Ime revoila sur la route, retour vers Parangtritis, mais avant tout, je souhaite m’arrêter à l’hotel Queen of The South, pour profiter d’un panorama formidable, de la piscine et d’un repas. Manque de chance, l’hôtel est fermé. Mais le réceptionniste m’offre une noix de coco et me fait visiter les locaux. Je peux alors admirer un superbe panorama, avant de me remettre en route pour Jogja. Le retour me parait interminable, mes coups de soleil commencent alors à se faire sentir.. Et pour couronner le tout, la circulation dans la ville est tout bonnement incroyable. Mais je rejoins enfin ma petite maison, avant de rejoindre quelques amis pour un repas… italien.

Me voici rentré afin de prendre un peu de repos avant mon départ demain pour le clou du weekend, le temple de Borobudur, que certains compare au nombril du monde.

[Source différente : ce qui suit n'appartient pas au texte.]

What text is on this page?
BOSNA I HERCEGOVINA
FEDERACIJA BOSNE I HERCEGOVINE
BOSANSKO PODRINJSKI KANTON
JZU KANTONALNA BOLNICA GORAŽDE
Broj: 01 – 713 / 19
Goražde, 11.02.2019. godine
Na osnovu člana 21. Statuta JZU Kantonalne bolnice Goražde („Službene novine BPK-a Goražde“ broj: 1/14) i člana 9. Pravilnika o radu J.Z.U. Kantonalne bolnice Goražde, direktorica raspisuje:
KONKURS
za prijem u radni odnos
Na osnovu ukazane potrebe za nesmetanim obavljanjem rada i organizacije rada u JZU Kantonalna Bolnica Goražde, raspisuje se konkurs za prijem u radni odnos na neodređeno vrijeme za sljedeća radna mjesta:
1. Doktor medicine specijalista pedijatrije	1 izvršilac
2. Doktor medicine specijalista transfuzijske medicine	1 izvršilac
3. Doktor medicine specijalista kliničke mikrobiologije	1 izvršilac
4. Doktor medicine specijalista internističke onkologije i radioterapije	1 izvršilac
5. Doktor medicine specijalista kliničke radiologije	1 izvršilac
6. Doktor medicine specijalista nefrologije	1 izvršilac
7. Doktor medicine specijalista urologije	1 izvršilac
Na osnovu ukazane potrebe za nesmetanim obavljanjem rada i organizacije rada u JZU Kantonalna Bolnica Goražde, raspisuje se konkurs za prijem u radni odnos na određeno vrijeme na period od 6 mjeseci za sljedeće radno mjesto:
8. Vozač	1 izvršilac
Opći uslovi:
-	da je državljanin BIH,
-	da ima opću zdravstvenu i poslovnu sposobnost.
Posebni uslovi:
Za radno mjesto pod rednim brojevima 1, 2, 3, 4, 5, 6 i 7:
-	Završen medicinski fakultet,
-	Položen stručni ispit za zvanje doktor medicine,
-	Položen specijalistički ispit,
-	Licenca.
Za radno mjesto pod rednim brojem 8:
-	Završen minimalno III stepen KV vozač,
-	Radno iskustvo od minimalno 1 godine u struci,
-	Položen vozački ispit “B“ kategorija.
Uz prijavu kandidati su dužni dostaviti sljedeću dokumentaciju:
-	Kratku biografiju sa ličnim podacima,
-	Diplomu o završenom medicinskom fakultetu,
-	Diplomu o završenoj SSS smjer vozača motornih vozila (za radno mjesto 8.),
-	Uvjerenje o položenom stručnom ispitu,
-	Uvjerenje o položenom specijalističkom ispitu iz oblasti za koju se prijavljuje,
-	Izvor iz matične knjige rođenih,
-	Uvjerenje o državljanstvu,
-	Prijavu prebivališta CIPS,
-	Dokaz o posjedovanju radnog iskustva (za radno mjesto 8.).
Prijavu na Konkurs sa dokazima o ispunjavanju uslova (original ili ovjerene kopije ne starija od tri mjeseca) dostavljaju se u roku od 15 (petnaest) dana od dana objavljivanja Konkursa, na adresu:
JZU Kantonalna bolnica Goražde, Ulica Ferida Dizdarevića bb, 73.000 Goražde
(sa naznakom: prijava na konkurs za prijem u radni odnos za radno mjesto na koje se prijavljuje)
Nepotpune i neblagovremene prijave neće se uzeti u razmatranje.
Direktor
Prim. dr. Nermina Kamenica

Pour rappel, les dernières photos sont disponibles ici:http://picasaweb.google.fr/alban.sciascia/20100227Parangtritis#

A la montagne



Enfin, un long weekend ! Et me voila en train d’essayer de caser en 3 jours 3 destination différentes. A l’ origine, je comptais passer ces quelques jours à Bali. Toutefois, j’ai préféré profité de ce temps pour visiter certaines régions proches de Jogja. Tout commence jeudi soir, avec une fin de semaine chargée, aussi bien en travail qu’en pluie. Le weekend s’annonce alors pluvieux, mais l’ensemble du staff quitte les locaux afin de profiter du temps libre en l’honneur de la naissance du prophète.
Le vendredi, me voici en route pour récupérer le batik que j’ai réalisé dimanche dernier avec certains amis. Puis, me voilà en direction de Kaliurang. Cette petite bourgade d’altitude (900 mètres), adossée aux parois du Merapi, se situe à une trentaine de kilomètre de Jogja. En gros, une heure de moto, dans la dense circulation. Une fois sur place, malgré le temps maussade, je suis satisfait de pouvoir profiter de l’air frais et d’un petit parc où pullulent… les singes. Chapardeurs, sans gènes, ces bestioles ne se sentent pas le moins du monde dérangées par les humains venant profiter du calme. Je profite de cette ballade pour prendre quelques photos, mais le temps se couvre et je décide de retourner tranquillement sur Jogja. Une fois arrivée, certains membres du staff m’ont réservé une surprise : une soirée karaoké. Je rejoins donc Sofy, Hutan, Ana et Nela dans une sorte de centre commercial du karaoké. L’expérience est surprenante : nous voila dans une salle d’une vingtaine de mètres carrés, avec un choix nnon negligeable de chansons et bien sur un service de boissons et de nourriture.
A la suite de ce début de soirée, nous finirons avec Hutan à boire du thé dans un warung, ces petits restaurants de plein air, qui pullulent en Asie. Mais il est temps de rentrer, le programme de demain est lui aussi chargé ! A l’origine, je devais aller à Borobudur en moto. Mais face aux conseils répétés de mes amis, je décide de reporter au dimanche afin d’aller à Borobudur en voiture… avec chauffeur !
Le samedi sera donc consacré à la plage… mais sans baignade !

un long weekend


En attendant un récit détaillé de ce long weekend, voici un premier lien pour les photos.
Vendredi, montagne.
Aujourd'hui, plage.
Demain, temple.
Beaucoup de choses à raconter, beaucoup de rencontres le long des routes indonésiennes.